Nurses at Centinela Hospital Medical Center plan to hold an informational picket at the Inglewood facility on Wednesday, April 27, claiming they are understaffed, overworked and struggling to provide adequate patient care.
Many of the hospital’s 400 nurses — represented by the California Nurses Association/National Nurses United (CNA/NNU) — will gather in front of Centinela’s emergency entrance from 6:30 to 8:30 a.m. and from noon to 2 p.m. to draw attention to their concerns.
They have been in negotiations for a new contract since November 2021 with little to no movement on key issues, union officials said. Their previous contract expired Jan. 21 2022.
Emma Santiago, a registered nurse who works in Centinela’s cardiovascular intensive care unit, said chronic understaffing has made it difficult for staff to do its job.
“Every day, nurses are required to care for more patients than California’s safe nurse-to-patient staffing ratio law allows,” Santiago said in a statement. “This means we are unable to provide the safe patient care our community deserves.”
Nurses often go home feeling “guilty, exhausted and morally distressed,” she said.
California is the only state in the U.S. to mandate specific nurse-to-patient ratios in every hospital unit. Hospitals must provide one nurse for every two patients in intensive care, for example, and one nurse for every four patients in emergency rooms.
In a statement issued Tuesday, Centinela said it has been locally and nationally recognized for its “exceptional service” to its community, which has been one of the hardest hit by the COVID-19 pandemic.
“Centinela Hospital Medical Center continues to institute all safety standards and measures to mitigate staffing shortages as we continue to care for patients,” the hospital said.

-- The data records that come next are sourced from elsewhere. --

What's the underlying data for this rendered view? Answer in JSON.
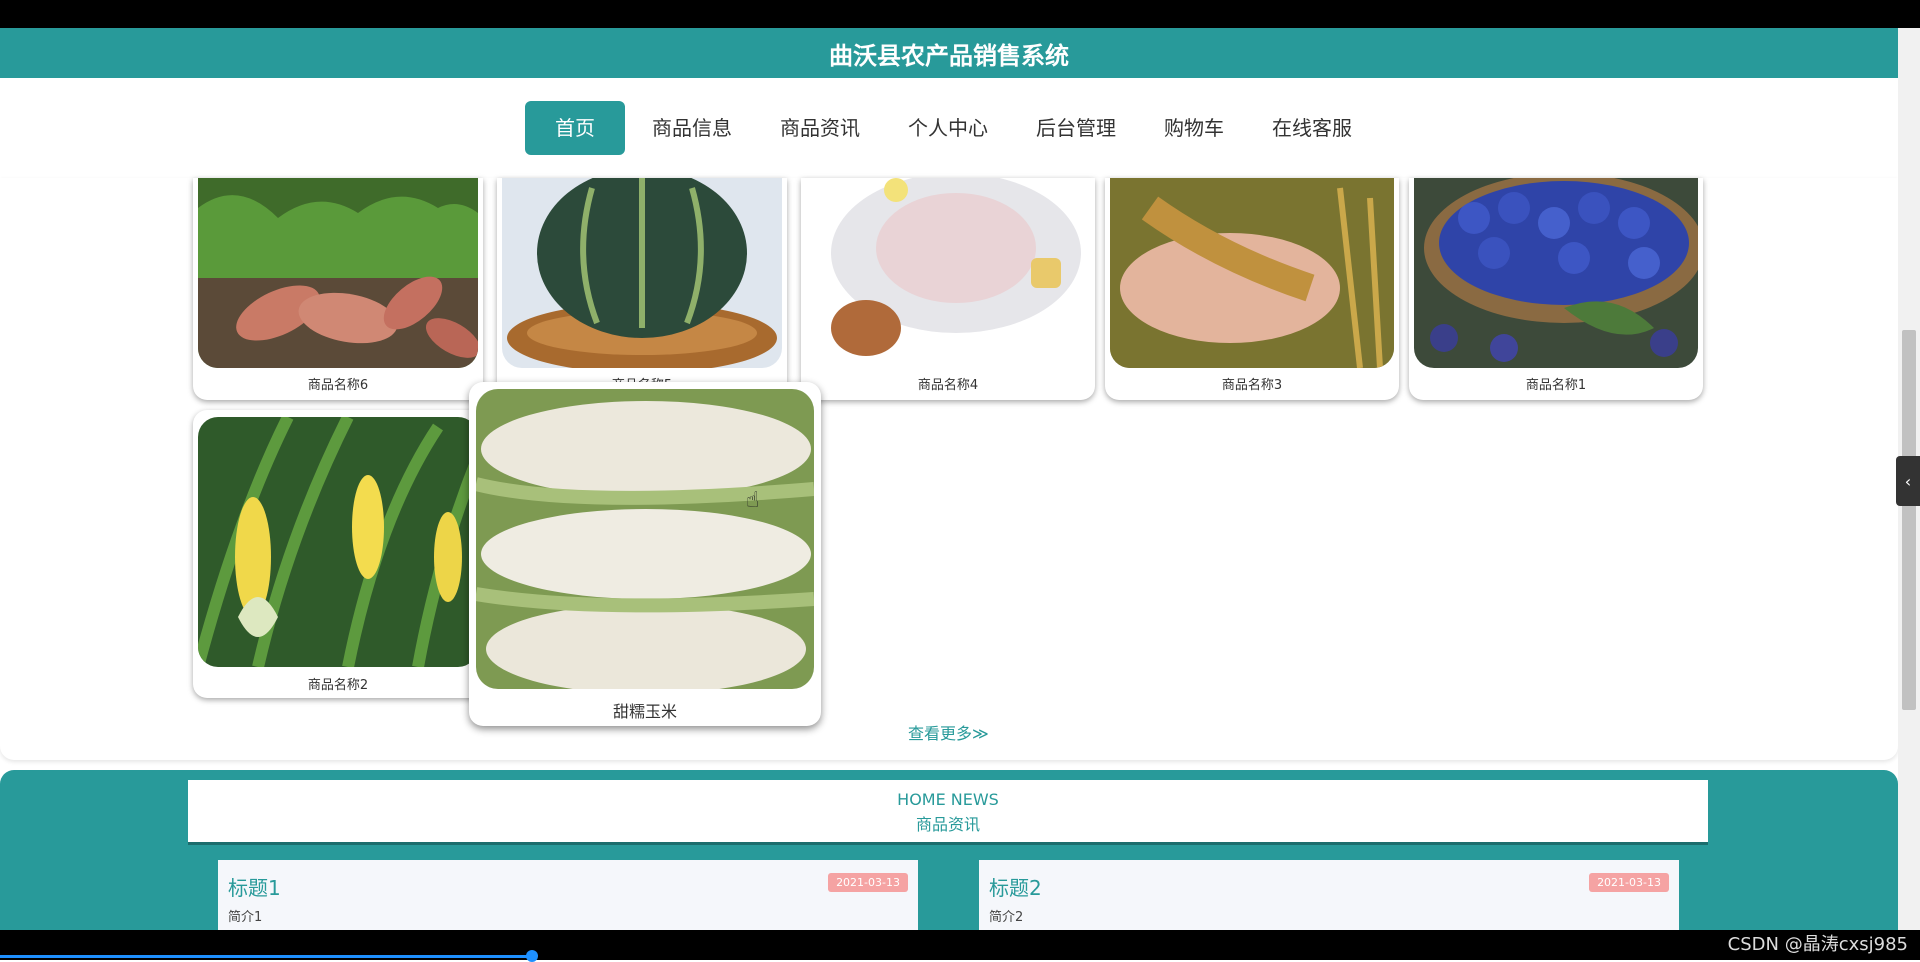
{
  "app": {
    "title": "曲沃县农产品销售系统"
  },
  "nav": {
    "items": [
      {
        "label": "首页"
      },
      {
        "label": "商品信息"
      },
      {
        "label": "商品资讯"
      },
      {
        "label": "个人中心"
      },
      {
        "label": "后台管理"
      },
      {
        "label": "购物车"
      },
      {
        "label": "在线客服"
      }
    ],
    "active_index": 0
  },
  "products": {
    "row1": [
      {
        "name": "商品名称6",
        "icon": "sweet-potato-image"
      },
      {
        "name": "商品名称5",
        "icon": "pumpkin-image"
      },
      {
        "name": "商品名称4",
        "icon": "chicken-image"
      },
      {
        "name": "商品名称3",
        "icon": "rice-image"
      },
      {
        "name": "商品名称1",
        "icon": "plum-image"
      }
    ],
    "row2": [
      {
        "name": "商品名称2",
        "icon": "corn-field-image"
      },
      {
        "name": "甜糯玉米",
        "icon": "white-corn-image"
      }
    ],
    "more_label": "查看更多≫"
  },
  "news": {
    "title_en": "HOME NEWS",
    "title_cn": "商品资讯",
    "items": [
      {
        "title": "标题1",
        "date": "2021-03-13",
        "summary": "简介1"
      },
      {
        "title": "标题2",
        "date": "2021-03-13",
        "summary": "简介2"
      }
    ]
  },
  "watermark": "CSDN @晶涛cxsj985",
  "colors": {
    "primary": "#289a9a",
    "badge": "#f5a3a3"
  }
}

The nurses are urging management to invest in nursing staff and agree to a contract that:
– Supports patient safety and safe staffing- Allows nurses to provide safe care- Provides pandemic-readiness protections- Guarantees no takeaways- Resolves wage and retirement disparities to help recruit and retain highly skilled nurses
Shamma Singh, a labor and delivery nurse at Centinela, said nurses in her unit are supposed to handle one to two patients but are sometimes forced to deal with more.

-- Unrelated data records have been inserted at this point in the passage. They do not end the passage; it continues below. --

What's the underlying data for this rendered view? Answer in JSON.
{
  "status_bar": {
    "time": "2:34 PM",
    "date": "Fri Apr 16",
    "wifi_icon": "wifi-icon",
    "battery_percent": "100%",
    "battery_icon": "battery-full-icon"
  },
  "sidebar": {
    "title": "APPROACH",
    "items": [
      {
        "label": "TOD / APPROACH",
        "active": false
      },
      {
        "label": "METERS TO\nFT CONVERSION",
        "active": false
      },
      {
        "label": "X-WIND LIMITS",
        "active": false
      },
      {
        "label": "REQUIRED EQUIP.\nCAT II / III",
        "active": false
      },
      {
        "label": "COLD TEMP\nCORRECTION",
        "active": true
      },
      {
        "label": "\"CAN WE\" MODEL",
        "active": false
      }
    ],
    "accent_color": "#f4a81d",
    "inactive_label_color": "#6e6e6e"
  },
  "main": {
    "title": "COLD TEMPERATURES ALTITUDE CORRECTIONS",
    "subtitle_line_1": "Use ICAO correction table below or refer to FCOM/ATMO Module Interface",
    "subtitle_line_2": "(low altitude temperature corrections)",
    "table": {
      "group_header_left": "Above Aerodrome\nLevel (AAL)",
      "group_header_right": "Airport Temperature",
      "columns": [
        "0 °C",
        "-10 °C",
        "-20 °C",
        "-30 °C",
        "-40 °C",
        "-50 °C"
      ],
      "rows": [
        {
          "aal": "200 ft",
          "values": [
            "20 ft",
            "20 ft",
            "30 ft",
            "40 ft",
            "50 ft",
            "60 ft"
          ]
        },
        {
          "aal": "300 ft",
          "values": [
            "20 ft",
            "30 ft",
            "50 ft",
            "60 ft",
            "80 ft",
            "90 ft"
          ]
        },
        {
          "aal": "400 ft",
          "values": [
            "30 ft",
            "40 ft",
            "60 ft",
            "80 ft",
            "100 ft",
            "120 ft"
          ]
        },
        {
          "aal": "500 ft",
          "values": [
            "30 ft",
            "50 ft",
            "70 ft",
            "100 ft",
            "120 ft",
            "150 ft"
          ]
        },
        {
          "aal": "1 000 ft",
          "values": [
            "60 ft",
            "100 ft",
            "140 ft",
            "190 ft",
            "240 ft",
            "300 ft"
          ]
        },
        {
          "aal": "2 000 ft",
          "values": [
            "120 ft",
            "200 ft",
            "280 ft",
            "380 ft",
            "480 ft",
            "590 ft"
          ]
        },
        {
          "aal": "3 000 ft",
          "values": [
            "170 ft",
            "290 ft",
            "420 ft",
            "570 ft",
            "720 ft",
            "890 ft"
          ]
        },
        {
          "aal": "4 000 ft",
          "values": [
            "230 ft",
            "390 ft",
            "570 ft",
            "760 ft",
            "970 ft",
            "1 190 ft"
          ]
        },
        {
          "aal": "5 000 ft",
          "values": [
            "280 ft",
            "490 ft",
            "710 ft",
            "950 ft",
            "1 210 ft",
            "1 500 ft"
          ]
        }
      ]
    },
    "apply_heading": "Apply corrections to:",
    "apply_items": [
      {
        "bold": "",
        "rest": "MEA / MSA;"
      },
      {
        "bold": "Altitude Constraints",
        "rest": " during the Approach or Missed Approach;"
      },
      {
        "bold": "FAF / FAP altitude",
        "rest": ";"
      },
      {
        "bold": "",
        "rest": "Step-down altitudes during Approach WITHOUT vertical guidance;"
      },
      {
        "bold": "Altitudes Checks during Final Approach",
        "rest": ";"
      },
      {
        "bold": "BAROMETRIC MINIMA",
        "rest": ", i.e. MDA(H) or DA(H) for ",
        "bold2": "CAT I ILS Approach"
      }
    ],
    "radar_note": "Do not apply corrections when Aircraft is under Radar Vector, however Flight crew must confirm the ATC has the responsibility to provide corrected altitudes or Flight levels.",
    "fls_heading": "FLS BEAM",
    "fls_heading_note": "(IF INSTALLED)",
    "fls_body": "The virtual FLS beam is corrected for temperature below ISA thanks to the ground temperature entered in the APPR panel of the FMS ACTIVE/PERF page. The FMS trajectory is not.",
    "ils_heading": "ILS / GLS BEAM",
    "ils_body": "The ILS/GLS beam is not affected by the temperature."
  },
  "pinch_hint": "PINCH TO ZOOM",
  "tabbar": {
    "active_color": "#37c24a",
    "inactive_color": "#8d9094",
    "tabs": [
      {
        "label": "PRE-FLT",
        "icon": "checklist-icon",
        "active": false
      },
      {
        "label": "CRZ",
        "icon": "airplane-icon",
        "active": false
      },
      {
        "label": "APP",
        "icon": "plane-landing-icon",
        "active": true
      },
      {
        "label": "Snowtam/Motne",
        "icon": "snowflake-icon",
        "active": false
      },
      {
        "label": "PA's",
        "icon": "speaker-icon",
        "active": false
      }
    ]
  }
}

“We don’t have staff to replace someone if they call in sick,” the 56-year-old Redondo Beach resident said. “It causes a lot of anxiety and stress. Sometimes there’s no one to cover their breaks, and nurses aren’t getting lunch breaks.”

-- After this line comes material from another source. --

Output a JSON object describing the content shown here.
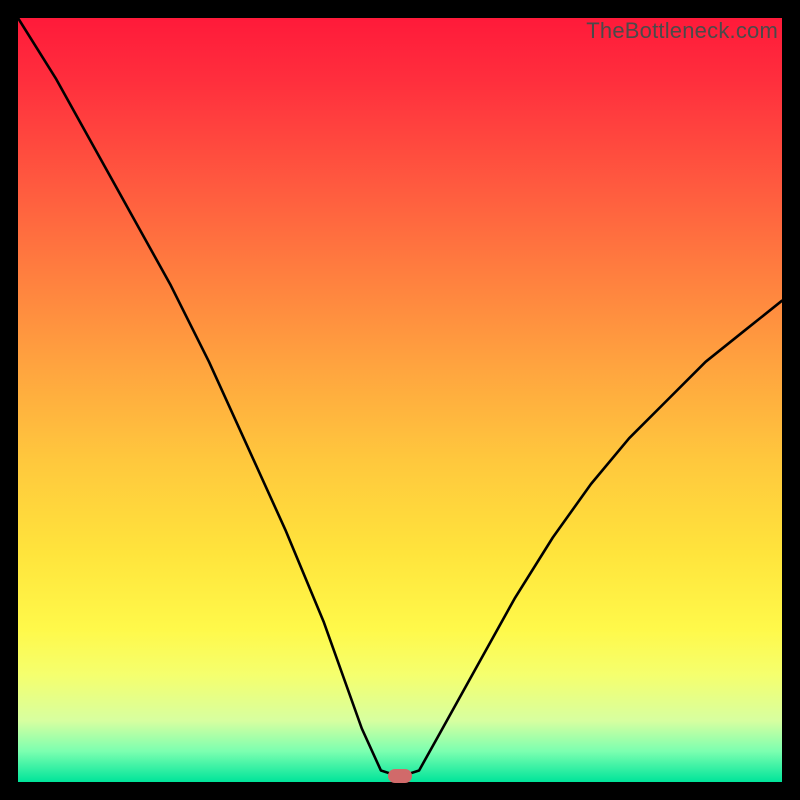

A group of about 30 nurses held a similar protest at Centinela in August, alleging they were sometimes forced to work 12-hour shifts without a break. The CNA said that prompted more than 220 nurses to leave Centinela in 2020.
A wave of discontent
Similar actions have been staged by nurses at other hospitals in Southern California.
Earlier this month, workers at Cedars-Sinai Medical Center voted overwhelmingly to authorize an unfair labor practice strike in May, claiming they are understaffed, underpaid and dealing with inadequate COVID-19 protections.
In March, nurses at City of Hope held a silent protest, claiming they are understaffed and working in an environment of lax COVID-19 safeguards and aging infrastructure.
Nurses at USC Verdugo Hills Hospital approved a new three-year labor contract in March, a scant nine days after they picketed the facility to protest understaffing and inadequate COVID-19 protections.